Review

Review: Everything is Beautiful and Everything Hurts

Reviewed by Paula Green


Plunging the reader into the gruelling world of the long distance runner, Josie Shapiro deftly weaves the coming-of-age story of Mickey Bloom into a gripping account of adult Bloom running the Auckland Marathon.

Josie Shapiro’s debut novel, Everything is Beautiful and Everything Hurts, was the inaugural winner of the Allen & Unwin Fiction prize. It is a triumph. The novel features Mickey Bloom, the youngest in a family with an absent father and loving mother. The title encapsulates what it is to be alive, especially when the protagonist discovers long-distance running.

The structure of the book is genius. A single race, an Auckland-based marathon, unfolds across the course of the book. I was hooked into the rhythm and unexpected tension as the surrounding narrative builds a poignant portrait of Mickey. The narrative impact is heightened by finely crafted sentences, while the pace and tension of Mickey’s life choices are as gripping as the individual race.

Mickey is an awkward misfit at school. Her dyslexia creates endless learning difficulties and she has no desire to master reading. School regimes are abhorrent to her and she has a propensity to be bullied, yet everything changes when Mickey joins an athletic club. She discovers something she excels at and she dreams big. Her adolescent longings and sense of ‘outsiderness’ shift. Some people get it (her mother) while some people don’t (her father, the school).

The novel explores a personal life, with love, death and illness making entries, but it also documents what it is to be an athlete aiming for glory. Mickey dreams of competing at the Olympics, especially after breaking a New Zealand record at the National Championships. So many heart wrenching questions piled up as I read. What drives some people to push their bodies beyond limits? What allows others to push us beyond our limits in order to achieve success in sports? Bodies become malnourished, body boundaries are transgressed, wellbeing is compromised. Do we do embark on difficult things for the joy of doing them? For self esteem? For fame and fortune?

In the media release, Shapiro links the fiction of the novel to her own experience as a young competitive swimmer: “I situated Mickey into a very similar place: a feverish obsession with her sport; a relationship with her body that was pushed to uncertainty and danger by the conditions around her; a life where men can make or break you.”

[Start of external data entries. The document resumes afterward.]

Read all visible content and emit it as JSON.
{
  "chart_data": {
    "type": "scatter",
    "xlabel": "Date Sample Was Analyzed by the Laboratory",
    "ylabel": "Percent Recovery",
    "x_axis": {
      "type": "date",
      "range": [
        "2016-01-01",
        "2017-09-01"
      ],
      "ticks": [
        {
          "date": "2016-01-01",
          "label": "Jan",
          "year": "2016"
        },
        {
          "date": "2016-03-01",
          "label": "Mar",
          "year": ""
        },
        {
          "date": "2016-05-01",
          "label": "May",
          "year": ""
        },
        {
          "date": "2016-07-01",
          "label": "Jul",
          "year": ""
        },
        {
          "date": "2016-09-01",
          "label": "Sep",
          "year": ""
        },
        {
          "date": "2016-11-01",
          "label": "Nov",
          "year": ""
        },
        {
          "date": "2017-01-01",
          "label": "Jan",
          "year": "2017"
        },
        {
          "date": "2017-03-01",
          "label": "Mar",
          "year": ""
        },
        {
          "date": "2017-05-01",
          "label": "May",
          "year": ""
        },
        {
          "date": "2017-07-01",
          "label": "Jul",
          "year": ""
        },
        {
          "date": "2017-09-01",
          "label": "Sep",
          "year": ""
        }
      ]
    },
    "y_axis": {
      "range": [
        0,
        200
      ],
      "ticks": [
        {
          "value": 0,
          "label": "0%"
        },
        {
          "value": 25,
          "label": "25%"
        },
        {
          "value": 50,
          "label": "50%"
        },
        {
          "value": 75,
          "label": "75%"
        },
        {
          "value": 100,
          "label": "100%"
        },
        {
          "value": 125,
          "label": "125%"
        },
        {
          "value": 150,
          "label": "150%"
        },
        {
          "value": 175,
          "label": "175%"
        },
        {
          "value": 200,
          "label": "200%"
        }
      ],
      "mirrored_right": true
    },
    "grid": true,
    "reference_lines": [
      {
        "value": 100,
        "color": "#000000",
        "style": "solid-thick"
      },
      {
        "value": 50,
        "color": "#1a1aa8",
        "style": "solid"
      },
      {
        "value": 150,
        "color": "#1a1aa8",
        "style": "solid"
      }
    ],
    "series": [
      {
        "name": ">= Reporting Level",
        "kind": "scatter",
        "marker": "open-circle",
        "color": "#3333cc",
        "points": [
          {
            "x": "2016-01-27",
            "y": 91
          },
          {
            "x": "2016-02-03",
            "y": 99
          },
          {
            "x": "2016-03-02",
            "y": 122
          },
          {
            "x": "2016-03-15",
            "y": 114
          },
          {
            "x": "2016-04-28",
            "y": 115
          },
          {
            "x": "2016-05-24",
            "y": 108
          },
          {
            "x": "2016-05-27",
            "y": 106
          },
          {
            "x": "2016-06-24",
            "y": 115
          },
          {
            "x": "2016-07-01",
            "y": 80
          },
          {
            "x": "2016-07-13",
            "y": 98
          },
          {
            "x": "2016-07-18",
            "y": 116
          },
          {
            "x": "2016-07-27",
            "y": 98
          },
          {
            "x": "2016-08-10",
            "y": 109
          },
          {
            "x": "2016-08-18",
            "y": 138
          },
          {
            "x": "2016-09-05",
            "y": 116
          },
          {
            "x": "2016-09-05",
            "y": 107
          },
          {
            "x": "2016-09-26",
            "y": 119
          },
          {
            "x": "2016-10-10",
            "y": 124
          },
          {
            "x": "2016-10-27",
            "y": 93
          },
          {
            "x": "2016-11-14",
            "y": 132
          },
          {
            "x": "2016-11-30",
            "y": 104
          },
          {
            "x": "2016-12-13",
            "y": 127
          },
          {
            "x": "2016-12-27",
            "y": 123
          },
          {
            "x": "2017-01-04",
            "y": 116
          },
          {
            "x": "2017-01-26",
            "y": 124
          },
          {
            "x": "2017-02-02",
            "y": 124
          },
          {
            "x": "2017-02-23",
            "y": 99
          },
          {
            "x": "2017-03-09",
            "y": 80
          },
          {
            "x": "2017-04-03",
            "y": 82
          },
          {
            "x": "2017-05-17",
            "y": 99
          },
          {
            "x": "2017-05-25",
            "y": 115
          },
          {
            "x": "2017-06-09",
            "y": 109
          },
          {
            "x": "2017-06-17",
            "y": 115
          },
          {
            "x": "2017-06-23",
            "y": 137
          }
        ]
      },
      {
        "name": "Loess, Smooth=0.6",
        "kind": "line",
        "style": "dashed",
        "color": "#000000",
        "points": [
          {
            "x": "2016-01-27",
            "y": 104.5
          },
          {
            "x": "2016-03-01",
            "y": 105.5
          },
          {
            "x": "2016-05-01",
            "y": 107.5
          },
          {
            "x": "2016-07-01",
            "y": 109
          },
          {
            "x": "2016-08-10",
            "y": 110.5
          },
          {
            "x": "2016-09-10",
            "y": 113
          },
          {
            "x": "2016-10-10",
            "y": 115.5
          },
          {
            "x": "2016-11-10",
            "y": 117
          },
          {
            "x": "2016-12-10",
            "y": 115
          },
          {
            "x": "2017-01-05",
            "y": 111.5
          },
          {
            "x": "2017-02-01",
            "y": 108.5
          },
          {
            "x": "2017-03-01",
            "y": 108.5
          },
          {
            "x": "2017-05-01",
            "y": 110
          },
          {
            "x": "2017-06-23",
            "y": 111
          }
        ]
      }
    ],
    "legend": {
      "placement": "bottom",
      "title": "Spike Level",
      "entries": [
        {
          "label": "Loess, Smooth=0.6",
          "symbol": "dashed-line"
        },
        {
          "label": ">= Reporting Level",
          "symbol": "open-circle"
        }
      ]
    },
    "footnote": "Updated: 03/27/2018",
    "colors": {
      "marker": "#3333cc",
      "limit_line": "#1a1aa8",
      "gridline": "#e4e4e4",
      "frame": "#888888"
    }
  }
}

I recently heard a sports commentator complimenting the size and leanness of our elite swimmers and, having just read Shapiro’s novel, I wondered what sacrifice and pain were required to achieve this status. The questions resonate deeply because Shapiro has created a prismatic character about whom I care. It matters that she crumples. It matters that she finds joy and agony as her feet pound the road. It matters that she dreams big. In Kurt Vonnegut’s Slaughterhouse Five, Billy Pilgrim imagines the perfect epitaph for his gravestone: ‘Everything is Beautiful, Nothing Hurts.’ In contrast, the title of Shapiro’s novel underlines that Mickey’s path to adulthood is beautiful and painful.

Shapiro’s novel played havoc on my heart but it also soothed and restored. Mickey’s mother, for example, is constant and wise. She underlines that while it is a joy to watch her daughter run, she is proud of her in multiple other ways. I took away some key ideas: that it is important to educate our children (and ourselves) to be safe, to nourish our bodies, to accept the advice of mentors, teachers, coaches and adults who have our best interests and safety at heart. Above all, I applaud the idea that self-belief matters and, equally, that the belief of others in you matters.

Everything is Beautiful and Everything Hurts is a rollercoaster, heart-in-the-mouth read that deposits you in the pain, ache and joy of both running and living. Mickey Bloom is a memorable character that will get under your skin, with her doubts and her struggles, her recognitions and her learning leaps. This book will linger with me for a long time.